In the years of its existence the Silver Shirts became increasingly radicalized. Pelley urged his followers to hoard food and ammunition and acquire military skills. The influence of Jews on public life should be eliminated by all means. A local leader of the organization in Cleveland called for an armed uprising to prevent an impending “red revolution”. The San Diego Silver Shirts group conducted military exercises, stole weapons from a nearby naval base, and planned a siege on the city. In the late 1930s, Pelley had to testify before the House of Representatives Committee on Un-American Activities . While Pelley claimed his demands should not be construed as a call to violence, witnesses before the committee testified that Pelley was planning the forcible elimination of the US government and that his organization was "revolutionary and militant."

In 1934 the Silver Shirts had around 15,000 members, mostly from the middle class. Thereafter the number of members decreased until in 1938 it still comprised around 5000 people.
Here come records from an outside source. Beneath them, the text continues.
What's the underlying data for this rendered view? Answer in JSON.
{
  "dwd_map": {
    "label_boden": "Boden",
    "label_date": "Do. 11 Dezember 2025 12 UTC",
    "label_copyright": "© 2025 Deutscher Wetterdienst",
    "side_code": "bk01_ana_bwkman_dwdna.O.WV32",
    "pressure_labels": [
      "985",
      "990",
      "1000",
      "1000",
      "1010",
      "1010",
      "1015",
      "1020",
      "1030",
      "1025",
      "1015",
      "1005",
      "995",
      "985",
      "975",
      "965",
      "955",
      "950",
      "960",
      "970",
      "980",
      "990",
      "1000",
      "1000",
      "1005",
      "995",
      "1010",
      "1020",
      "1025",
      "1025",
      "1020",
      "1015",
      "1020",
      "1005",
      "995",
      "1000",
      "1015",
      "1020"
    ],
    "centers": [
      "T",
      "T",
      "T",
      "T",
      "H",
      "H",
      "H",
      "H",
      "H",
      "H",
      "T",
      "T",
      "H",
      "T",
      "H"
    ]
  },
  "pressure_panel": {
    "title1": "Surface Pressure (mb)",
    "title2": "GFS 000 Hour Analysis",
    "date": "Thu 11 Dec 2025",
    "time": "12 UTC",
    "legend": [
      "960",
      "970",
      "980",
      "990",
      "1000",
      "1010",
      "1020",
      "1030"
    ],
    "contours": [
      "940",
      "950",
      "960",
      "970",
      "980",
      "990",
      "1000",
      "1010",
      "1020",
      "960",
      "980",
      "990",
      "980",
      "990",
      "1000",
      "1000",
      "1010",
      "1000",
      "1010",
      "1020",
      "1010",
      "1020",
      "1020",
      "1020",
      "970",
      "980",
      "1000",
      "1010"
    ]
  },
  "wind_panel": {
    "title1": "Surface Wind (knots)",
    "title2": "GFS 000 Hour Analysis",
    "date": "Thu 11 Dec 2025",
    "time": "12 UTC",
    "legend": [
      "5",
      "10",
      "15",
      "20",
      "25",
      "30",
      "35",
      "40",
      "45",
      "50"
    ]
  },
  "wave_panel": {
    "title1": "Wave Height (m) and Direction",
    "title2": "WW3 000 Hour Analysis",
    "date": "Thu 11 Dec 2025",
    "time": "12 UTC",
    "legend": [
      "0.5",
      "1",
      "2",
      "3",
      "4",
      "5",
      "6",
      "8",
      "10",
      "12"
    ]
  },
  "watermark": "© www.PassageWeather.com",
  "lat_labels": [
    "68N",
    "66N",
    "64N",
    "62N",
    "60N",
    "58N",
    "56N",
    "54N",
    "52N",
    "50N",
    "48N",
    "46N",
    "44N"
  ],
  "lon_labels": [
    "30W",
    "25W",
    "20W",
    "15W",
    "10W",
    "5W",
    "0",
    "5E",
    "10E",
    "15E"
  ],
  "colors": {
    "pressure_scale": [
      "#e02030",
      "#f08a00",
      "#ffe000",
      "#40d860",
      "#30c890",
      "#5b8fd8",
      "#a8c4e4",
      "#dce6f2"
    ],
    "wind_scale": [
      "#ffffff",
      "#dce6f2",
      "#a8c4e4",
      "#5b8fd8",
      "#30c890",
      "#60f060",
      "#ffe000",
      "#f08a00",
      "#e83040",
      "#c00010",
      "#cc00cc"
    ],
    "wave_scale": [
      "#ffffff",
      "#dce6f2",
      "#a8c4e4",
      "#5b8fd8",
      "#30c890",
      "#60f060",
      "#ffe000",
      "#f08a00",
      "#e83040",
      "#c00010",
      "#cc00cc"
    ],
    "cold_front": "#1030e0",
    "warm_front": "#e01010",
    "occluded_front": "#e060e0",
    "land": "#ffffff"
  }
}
During the Second World War , the movement disbanded.

ideology

Pelley claimed that a world Jewish conspiracy was planning to overthrow "Christian" governments and replace them with communist regimes. The conspirators controlled the US Federal Reserve and were behind the administration of Franklin D. Roosevelt , who had suspended the United States Constitution. Pelley interpreted the rise of Hitler as a sign of the imminent return of Christ , which he predicted for September 17, 2001. According to Pelley, the Nazis were doing the "preparatory work" for an event that would come to an end in the United States: an apocalyptic battle between the "Christian militia" and "international Judaism", in which the latter was to suffer a "terrible fate" .

For the Silver Legion, Pelley worked out a program according to which a state system was to be established in the USA, which Pelley referred to as "Christ Democracy": After the elimination of Jews , socialists and communists, the state was to be run like a business enterprise, whose shareholders the citizens be. All legislative initiatives are to be submitted to the entire population for a vote. Political offices are reserved exclusively for members of the “Christian militia”.

effect

Pelley and the Silver Legion anticipated numerous ideas that were later advocated by the Christian Identity and Survival Movements. Philosophy and personal overlap existed with the representatives of Anglo-Israelism . The Anglo-Israeli author David Davidson , himself a member of the Silver Shirts, influenced Pelley's worldview with his ideas. The later founder of the Posse Comitatus , Henry Lamont Beach, also belonged to the Silver Shirts.

See also

Web links

Individual evidence

  1. a b c d The Silver Shirts: Their History, Founder and Activity (PDF; 281 kB). American Jewish Committee archive page . Retrieved August 3, 2012.
  2. a b c David Lobb: Fascist Apocalypse: William Pelley and Millennial Extremism (PDF; 29 kB). Website of the Center for Millennial Studies at Boston University . Retrieved August 3, 2012.
  3. ^ Pro-Nazi Groups in US website The Holocaust Chronicle . Retrieved August 3, 2012.